The Herald reported: "The plane was seen by watchers at the Canberra Aerodrome and Air Force station to circle the drome, and then rise and head south. It disappeared behind a low tree-dotted hill. There was an explosion and a sheet of flame, followed by a dense cloud of smoke... The Canberra Fire Brigade and ambulances from Queanbeyan and Canberra, as well as several Air Force tenders, arrived soon afterwards and fire extinguishers were played on the blazing wreckage. After about half-an-hour, when the blaze had died down, it was seen that the entire undercarriage, wings and structural supports of the plane had been torn away and were a smouldering mass in which were the charred bodies of those on board."
Two other Cabinet ministers, Senator George McLeay and Arthur Fadden, leader of the Country Party, had intended to fly to Canberra on the same flight, but for personal reasons decided to travel by train instead.
The Court of Inquiry into the accident found that it was most likely due to the aircraft stalling on its landing approach, resulting in loss of control at a height too low to recover. The aircraft crashed into a hill with great force, killing all occupants instantly, then burning. Since the crash was near the RAAF base, emergency crews were at the scene promptly, but nothing could be done to save the occupants.
In 1941 the RAAF base at Canberra was named Fairbairn Airbase in Fairbairn's honour. Two of the ministers were later followed into federal politics by their sons, Jo Gullett and Tony Street. After the war a memorial cairn was erected at the site.

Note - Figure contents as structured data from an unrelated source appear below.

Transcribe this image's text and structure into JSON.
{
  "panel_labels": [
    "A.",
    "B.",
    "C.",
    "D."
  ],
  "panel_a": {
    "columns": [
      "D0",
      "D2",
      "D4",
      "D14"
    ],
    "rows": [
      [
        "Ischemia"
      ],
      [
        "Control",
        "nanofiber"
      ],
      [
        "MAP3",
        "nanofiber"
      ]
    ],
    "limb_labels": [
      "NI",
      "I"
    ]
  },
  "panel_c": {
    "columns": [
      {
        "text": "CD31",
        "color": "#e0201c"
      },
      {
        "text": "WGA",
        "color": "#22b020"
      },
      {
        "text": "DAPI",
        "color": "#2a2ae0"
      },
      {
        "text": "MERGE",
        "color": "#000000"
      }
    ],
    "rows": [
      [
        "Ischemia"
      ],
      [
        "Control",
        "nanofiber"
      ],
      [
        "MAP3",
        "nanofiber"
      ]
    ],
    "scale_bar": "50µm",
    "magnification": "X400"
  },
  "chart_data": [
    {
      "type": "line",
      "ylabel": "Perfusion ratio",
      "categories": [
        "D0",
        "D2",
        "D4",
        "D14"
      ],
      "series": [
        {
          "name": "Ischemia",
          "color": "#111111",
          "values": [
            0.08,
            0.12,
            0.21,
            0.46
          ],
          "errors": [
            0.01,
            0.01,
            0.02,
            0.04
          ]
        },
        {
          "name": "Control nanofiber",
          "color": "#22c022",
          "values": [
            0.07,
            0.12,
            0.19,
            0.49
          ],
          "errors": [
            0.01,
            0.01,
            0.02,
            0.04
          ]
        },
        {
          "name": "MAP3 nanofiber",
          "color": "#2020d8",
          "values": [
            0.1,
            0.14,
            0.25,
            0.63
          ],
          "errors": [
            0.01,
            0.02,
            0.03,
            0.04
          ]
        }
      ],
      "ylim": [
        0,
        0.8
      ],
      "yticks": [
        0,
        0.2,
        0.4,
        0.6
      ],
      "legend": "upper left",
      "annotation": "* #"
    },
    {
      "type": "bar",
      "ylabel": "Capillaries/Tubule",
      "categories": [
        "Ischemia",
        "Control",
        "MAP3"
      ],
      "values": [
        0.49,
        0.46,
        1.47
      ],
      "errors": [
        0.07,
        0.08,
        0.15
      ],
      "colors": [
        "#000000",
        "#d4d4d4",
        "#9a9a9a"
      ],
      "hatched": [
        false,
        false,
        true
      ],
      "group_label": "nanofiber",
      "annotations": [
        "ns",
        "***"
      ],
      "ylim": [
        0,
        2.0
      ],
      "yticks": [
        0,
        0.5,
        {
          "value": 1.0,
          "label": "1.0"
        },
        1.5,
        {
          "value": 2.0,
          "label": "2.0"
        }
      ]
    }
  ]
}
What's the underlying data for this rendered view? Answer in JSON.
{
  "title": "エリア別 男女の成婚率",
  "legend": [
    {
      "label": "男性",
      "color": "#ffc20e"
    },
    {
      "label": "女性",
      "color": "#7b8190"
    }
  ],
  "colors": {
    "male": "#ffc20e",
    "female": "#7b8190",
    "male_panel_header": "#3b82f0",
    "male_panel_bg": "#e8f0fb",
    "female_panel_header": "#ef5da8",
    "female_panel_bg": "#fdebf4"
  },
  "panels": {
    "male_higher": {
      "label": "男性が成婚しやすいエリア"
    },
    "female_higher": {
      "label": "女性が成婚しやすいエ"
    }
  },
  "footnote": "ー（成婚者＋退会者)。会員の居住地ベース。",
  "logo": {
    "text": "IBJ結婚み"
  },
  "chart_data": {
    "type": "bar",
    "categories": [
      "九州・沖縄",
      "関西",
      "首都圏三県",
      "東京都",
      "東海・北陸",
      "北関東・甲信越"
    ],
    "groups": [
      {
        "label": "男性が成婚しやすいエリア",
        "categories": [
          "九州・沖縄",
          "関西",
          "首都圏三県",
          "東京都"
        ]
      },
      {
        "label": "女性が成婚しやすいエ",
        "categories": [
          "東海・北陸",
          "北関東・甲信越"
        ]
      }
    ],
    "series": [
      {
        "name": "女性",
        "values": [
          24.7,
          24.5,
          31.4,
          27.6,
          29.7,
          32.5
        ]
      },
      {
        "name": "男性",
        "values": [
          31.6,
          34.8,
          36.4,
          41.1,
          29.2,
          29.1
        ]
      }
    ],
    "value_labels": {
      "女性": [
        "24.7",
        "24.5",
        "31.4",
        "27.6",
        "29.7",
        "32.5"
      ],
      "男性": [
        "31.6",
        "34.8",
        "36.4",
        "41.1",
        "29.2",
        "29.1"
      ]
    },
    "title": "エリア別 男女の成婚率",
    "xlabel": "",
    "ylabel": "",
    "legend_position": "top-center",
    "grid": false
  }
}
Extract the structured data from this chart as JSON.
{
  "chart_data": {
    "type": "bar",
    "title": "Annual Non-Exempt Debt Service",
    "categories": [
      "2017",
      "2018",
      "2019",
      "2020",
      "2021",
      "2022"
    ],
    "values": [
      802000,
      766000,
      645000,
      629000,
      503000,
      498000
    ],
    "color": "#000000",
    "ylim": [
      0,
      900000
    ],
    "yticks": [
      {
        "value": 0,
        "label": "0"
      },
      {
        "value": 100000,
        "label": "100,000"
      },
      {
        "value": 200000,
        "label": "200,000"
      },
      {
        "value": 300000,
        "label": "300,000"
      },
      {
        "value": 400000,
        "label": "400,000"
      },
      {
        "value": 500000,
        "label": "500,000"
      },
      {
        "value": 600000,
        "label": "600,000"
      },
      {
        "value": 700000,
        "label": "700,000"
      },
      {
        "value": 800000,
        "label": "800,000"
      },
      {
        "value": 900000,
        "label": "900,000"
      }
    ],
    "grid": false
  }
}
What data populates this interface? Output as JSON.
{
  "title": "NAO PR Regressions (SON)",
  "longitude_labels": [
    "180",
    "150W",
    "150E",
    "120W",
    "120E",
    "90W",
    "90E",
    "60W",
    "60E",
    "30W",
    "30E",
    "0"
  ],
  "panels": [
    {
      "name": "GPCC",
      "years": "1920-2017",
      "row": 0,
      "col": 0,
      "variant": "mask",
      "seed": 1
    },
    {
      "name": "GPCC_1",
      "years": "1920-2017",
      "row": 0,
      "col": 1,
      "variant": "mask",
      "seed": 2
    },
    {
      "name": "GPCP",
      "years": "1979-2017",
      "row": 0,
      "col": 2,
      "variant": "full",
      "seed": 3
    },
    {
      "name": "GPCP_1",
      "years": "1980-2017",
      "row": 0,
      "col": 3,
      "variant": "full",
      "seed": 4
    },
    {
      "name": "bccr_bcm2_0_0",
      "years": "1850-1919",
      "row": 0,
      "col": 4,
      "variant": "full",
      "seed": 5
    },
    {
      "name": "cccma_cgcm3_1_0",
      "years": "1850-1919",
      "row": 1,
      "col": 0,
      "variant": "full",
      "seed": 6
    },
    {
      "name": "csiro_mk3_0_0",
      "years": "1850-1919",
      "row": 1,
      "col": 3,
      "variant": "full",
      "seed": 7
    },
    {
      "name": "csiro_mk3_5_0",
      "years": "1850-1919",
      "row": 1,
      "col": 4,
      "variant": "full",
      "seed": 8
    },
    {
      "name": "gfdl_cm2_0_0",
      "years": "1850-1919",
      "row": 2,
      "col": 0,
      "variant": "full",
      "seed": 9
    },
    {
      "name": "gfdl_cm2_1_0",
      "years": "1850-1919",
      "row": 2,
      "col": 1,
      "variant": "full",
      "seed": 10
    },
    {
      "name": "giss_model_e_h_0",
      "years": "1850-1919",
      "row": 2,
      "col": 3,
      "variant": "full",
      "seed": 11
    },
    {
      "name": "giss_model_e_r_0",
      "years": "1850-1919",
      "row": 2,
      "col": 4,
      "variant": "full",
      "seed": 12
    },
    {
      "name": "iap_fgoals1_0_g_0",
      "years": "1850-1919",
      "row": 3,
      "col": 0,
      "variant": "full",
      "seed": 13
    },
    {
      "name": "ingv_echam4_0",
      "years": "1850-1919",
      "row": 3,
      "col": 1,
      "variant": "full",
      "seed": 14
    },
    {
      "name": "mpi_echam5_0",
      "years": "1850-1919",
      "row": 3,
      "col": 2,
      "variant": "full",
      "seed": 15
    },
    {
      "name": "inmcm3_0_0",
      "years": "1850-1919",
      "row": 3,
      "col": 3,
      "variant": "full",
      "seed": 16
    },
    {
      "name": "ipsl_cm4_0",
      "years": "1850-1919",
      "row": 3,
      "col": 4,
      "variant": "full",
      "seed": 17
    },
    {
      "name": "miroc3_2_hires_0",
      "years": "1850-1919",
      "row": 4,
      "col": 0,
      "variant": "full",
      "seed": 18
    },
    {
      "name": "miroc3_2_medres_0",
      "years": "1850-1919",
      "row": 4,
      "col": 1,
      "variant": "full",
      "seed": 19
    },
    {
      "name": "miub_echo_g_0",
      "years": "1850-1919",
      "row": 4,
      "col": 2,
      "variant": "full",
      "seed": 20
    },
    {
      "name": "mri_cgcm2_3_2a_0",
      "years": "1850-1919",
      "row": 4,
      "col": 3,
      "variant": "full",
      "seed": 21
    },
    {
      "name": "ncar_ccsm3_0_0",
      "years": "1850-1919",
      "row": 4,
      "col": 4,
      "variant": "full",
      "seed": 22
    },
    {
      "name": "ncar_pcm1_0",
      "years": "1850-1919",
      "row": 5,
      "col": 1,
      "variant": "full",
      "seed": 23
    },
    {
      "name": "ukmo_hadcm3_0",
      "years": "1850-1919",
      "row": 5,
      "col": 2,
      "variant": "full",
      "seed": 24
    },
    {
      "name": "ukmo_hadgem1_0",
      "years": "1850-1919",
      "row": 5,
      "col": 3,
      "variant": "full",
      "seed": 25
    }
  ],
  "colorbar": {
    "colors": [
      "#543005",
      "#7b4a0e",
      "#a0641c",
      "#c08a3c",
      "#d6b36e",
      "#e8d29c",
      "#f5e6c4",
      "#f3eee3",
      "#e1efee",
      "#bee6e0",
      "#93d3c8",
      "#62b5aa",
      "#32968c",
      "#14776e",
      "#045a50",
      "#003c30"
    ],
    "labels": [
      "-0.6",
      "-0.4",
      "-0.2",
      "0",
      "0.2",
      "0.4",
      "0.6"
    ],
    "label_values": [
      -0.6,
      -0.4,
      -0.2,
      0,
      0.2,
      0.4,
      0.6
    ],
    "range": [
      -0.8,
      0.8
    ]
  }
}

Menzies was deeply affected by the crash, both personally and politically. "This was a dreadful calamity," he told the House of Representatives the next day. "For my three colleagues were my close and loyal friends. Each of them had a place not only in the Cabinet but in my heart." Although Menzies was not in fact close to Fairbairn personally or politically, Street and Gullett were among his closest supporters, and Gullett was a trusted senior adviser. When Menzies attended a memorial gathering at the site in 1960, 20 years after the crash, he was seen to be still very emotional in recalling the day.
In the wake of the loss of three senior Cabinet ministers, Menzies was forced to reshuffle his ministry. But the Cabinet was permanently weakened by the loss of three senior ministers, and this was one factor which undermined Menzies's position in the following months. One of those promoted was Harold Holt, who was recalled from Army service, thus getting a promotion which led eventually to the prime ministership.
Because the crash took place only a month before the September 1940 federal elections, no by-elections were held. At the elections, Fairbairn's seat of Flinders and Street's seat of Corangamite were retained by the UAP, but Gullett's seat of Henty was lost to an independent, Arthur Coles, who in 1941 was one of the two independents who crossed the floor to bring the government down and allow John Curtin to become Prime Minister.